Aruna mendengarkan semua ucapan Ira dengan seksama.
Ia memang belum bisa menerima kenyataan.
Ia bahkan tidak pernah berpikir untuk benar-benar melepaskan Eryk.
Rencananya harus tetap berjalan mulus. Mendapatkan Eryk.
Dan jika tidak, ia sendiri yang akan hancur.
***
Dua jam kemudian, Aruna masih berada di pantri. Ira sudah pulang sekitar sepuluh menit yang lalu. Ia jadi punya banyak waktu untuk menyendiri. Damar juga tidak kunjung muncul untuk makan malam.
Aruna melepaskan celemek yang sebetulnya tidak banyak berguna saat memasak bersama Ira tadi. Tepatnya ia membiarkan Ira menyelesaikan masakannya sendiri sementara ia hanya mengamati. Ia tidak akan membantu Ira saat Ira sedang menasehatinya. Ira pun tidak menyuruhnya untuk membantu. Kata Ira, dirinya bukan tipe orang yang mudah disuruh mengerjakan sesuatu, jadi Ira malas menyuruhnya, meski hanya sekadar membantu memasak. Aruna mengatakan akan mencoba membersihkan dapur yang direspon Ira dengan lirikan meremehkan.
Ira jadi semakin menyebalkan akhir-akhir ini, namun ia tetap membutuhkan kehadirannya karena Aruna selalu butuh teman untuk mengobrol. Menurutnya, ia lebih nyaman menghabiskan waktu bersama sahabatnya itu meskipun dengan resiko menerima beraneka petuah hingga sindiran-sindiran yang kadang mampu memerahkan telinga.
Aruna membersihkan tangannya menggunakan sabun dan air yang mengalir dari keran. Setelah mengeringkan tangan, ia naik menuju lantai atas. Ia masih tidak yakin apakah akan mengajak Damar makan malam bersama, menyuruhnya makan malam sendiri, atau apapun namanya.
Saat pintu terbuka, ia melihat Damar tengah menatap ponsel. Saat melihatnya datang, Damar bergeming, dan kembali menatap ponsel, kali ini dengan jari-jari yang bergerak pada monitornya. Ia tidak melihat dengan jelas, jadi ia hanya mengira-ngira.
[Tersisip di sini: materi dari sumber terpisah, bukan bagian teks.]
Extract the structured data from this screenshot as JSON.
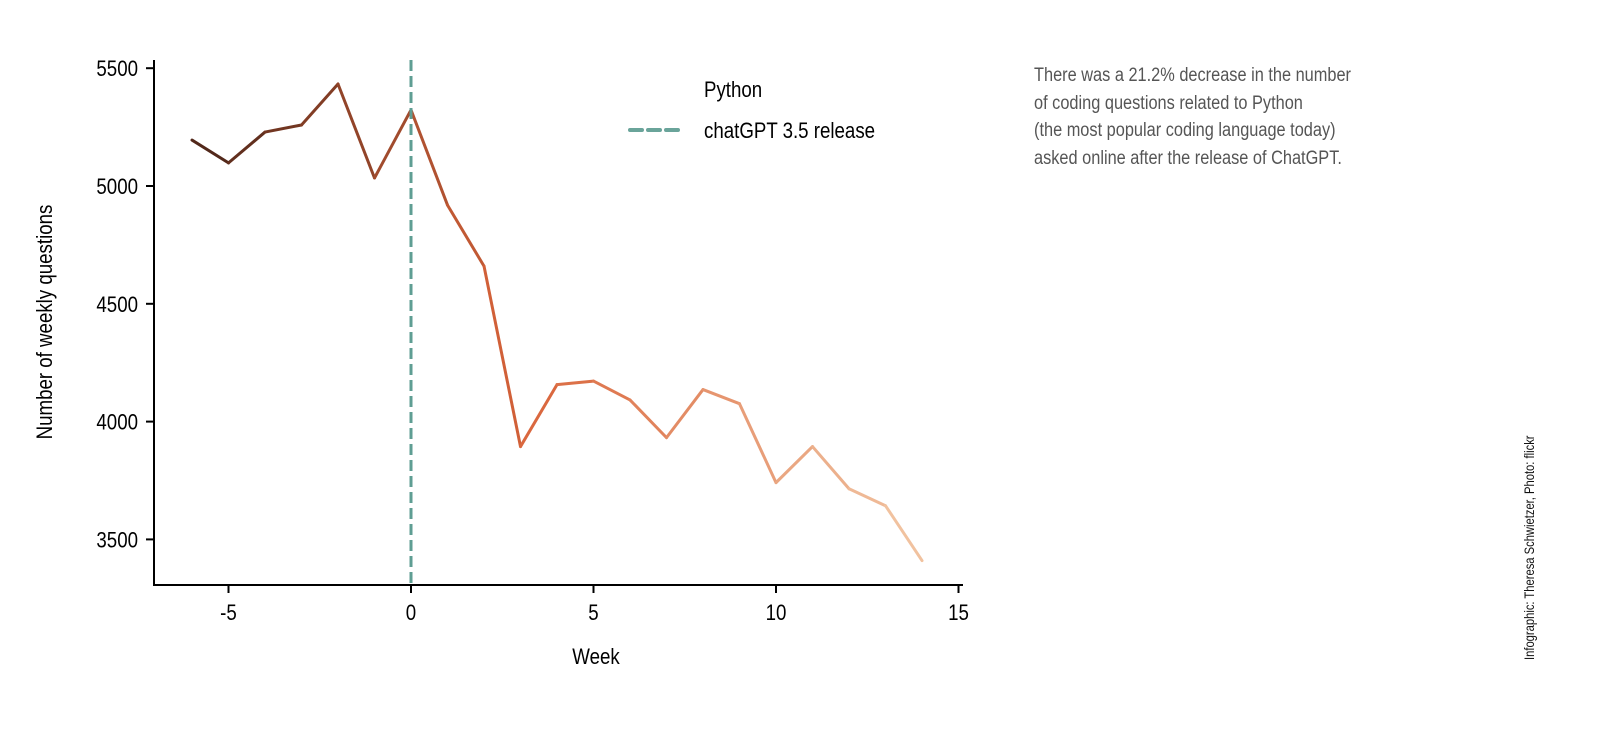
{
  "chart_data": {
    "type": "line",
    "xlabel": "Week",
    "ylabel": "Number of weekly questions",
    "xlim": [
      -7,
      15
    ],
    "ylim": [
      3310,
      5540
    ],
    "xticks": [
      -5,
      0,
      5,
      10,
      15
    ],
    "yticks": [
      3500,
      4000,
      4500,
      5000,
      5500
    ],
    "grid": false,
    "legend_position": "top-right",
    "series": [
      {
        "name": "Python",
        "x": [
          -6,
          -5,
          -4,
          -3,
          -2,
          -1,
          0,
          1,
          2,
          3,
          4,
          5,
          6,
          7,
          8,
          9,
          10,
          11,
          12,
          13,
          14
        ],
        "values": [
          5195,
          5098,
          5229,
          5259,
          5433,
          5034,
          5323,
          4919,
          4660,
          3894,
          4157,
          4172,
          4092,
          3932,
          4136,
          4076,
          3741,
          3894,
          3715,
          3643,
          3410
        ],
        "colors": [
          "#4a2418",
          "#d9643a",
          "#f2c6a4"
        ]
      }
    ],
    "vline": {
      "name": "chatGPT 3.5 release",
      "x": 0,
      "color": "#5f9e93",
      "style": "dashed"
    }
  },
  "annotation": [
    "There was a 21.2% decrease in the number",
    "of coding questions related to Python",
    "(the most popular coding language today)",
    "asked online after the release of ChatGPT."
  ],
  "credit": "Infographic: Theresa Schwietzer, Photo: flickr"
}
"Kalo lo lapar, atau mau makan malam, udah siap di meja makan." Aruna mengucapkannya pelan-pelan. Ia tidak pernah cemas apakah Damar mendengarkan atau malah mengabaikannya. Ia benar-benar tidak ingin peduli. "Gue nggak akan ganggu kalo lo mau makan. Lo bisa makan sendiri."
Aruna melirik ke arah Damar. Tidak ada sahutan. Damar masih sibuk dengan ponselnya.
Ia tidak akan membiarkan Tom Yam yang lezat itu tidak termakan. Damar harus memakannya.
"Go Food?" gumam Aruna.
"Balas chat WA." Damar mengangkat wajahnya sekilas. "Kenapa?"
"Mungkin lo lagi nggak pengen makan masakan di rumah."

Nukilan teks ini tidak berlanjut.